Он вернул фотографии.

— Теперь позвольте вопрос.

— Слушаю.

— Кто в этом бараке будет работать через месяц?

Миша открыл рот и остановился.

— Осип Данилович Тарусов, — сказал он. — Земский врач уезда.

— Отлично. У него сколько сёл?

— Он один на весь уезд, с двумя фельдшерами.

— Значит, он там не будет, — сказал Чехов. — Он будет в других сёлах, потому что их сорок. Кто будет в бараке?

— Фельдшер Гурьев.

— Постоянно?

— Пока холера.

— А потом?

Миша молчал.

— А потом ваш барак запрут, — сказал Чехов буднично, — тюфяки увезут в управу, известь растащат, и через год в нём будет ссыпан овёс. Я это видел трижды. Один раз даже с портретом.

* * *

В Крюкове они пробыли час с четвертью.

Миша в избу не заходил — Чехов не пустил, коротко и не обсуждая, — и просидел это время на брёвнах у забора, глядя, как деревня занимается своими делами, и слушая, как за стеной иногда говорят.

Вышел Чехов мокрый и злой.

— Плоха?

— Не холера, — сказал Чехов. — Дизентерия. Отчего, впрочем, ей не легче.

Он сел рядом на бревно, вытянул ноги и некоторое время молчал.

— Вот вам главное, чего вы не понимаете, — сказал он потом. — Я тут четвёртый месяц. За эти четыре месяца я хороший врач, я вам без хвастовства говорю, я знаю, что делаю. И меня в Крюкове слушают вполовину.

— Почему?

— Потому что я тут четыре месяца. — Он снял пенсне и стал протирать. — А фельдшер Аким Игнатьич тут девятнадцать лет. Он пьёт, он ставит банки от всего, включая перелом, и он в позапрошлом году залечил ребёнка. И ему верят больше, чем мне, и, что самое обидное, отчасти правильно делают.

— Как это правильно?

— А так, что я уеду, — сказал Чехов. — И вы уедете. И земство ваше уедет, потому что оно приезжает на холеру, а живут они не на холеру, а всегда. Аким Игнатьич останется. К нему в феврале с грыжей идти, и в марте с ребёнком, и в ноябре, когда никакого начальства нет на двести вёрст.

Он надел пенсне.

— Ваша памятка, между прочим, хорошая. Я читал, мне прислали. Особенно про то, куда идти с ведром, — это додумался кто-то толковый.

— Реутов.

— Не знаю такого. Так вот, памятка хорошая, и её прочтут, и через два дня забудут, потому что бумага в деревне не живёт. Живёт человек. Если ваш листок скажет одно, а Аким Игнатьич скажет другое — поверят Акиму.
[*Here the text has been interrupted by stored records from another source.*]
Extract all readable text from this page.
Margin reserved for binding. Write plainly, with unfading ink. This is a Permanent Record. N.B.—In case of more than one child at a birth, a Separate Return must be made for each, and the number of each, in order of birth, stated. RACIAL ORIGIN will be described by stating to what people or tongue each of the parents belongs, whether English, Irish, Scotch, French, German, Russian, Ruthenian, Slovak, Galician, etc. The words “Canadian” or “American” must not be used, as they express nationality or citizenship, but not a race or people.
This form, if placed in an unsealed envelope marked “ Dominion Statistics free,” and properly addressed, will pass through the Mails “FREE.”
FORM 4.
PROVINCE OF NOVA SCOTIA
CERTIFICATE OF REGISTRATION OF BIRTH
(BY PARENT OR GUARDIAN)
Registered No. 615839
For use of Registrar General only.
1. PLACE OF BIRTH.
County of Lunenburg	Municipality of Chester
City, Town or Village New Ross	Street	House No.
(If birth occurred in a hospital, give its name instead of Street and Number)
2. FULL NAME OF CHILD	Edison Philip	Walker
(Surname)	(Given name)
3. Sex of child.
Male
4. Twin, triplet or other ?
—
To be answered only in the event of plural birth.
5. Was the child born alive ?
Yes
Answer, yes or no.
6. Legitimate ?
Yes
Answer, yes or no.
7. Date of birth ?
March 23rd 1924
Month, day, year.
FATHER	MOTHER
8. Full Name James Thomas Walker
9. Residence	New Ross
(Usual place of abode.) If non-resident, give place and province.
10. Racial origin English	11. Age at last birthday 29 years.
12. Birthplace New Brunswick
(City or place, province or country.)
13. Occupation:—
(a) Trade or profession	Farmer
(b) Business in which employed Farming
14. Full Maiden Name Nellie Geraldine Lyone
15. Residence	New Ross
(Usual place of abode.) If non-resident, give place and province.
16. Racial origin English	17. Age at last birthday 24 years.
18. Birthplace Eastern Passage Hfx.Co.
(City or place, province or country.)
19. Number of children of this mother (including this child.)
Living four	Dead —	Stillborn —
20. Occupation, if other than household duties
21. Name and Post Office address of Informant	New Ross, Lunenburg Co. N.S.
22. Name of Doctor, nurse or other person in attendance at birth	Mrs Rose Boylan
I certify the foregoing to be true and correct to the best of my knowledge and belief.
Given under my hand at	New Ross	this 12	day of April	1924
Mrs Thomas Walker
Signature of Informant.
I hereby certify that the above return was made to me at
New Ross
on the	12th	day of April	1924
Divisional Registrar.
— Значит, надо, чтобы Аким говорил то же самое.

— Ага, — сказал Чехов. — Вот вы и подошли к делу.

Миша достал книжечку.

— Сколько ему платят?

— Двести рублей в год. И по гривеннику с носа за что попало, потому что на двести рублей не проживёшь.

— По гривеннику с носа.

— Ну да.

— Тогда ему выгодно, чтобы носов было побольше, — сказал Миша.

Чехов посмотрел на него сбоку.

— Вы, простите, о чём?

— О том, что если человеку платят за каждый случай, у него будут случаи. А если ему платить за то, чтобы случаев не было, он их перестанет записывать. — Миша писал. — И то и другое скверно.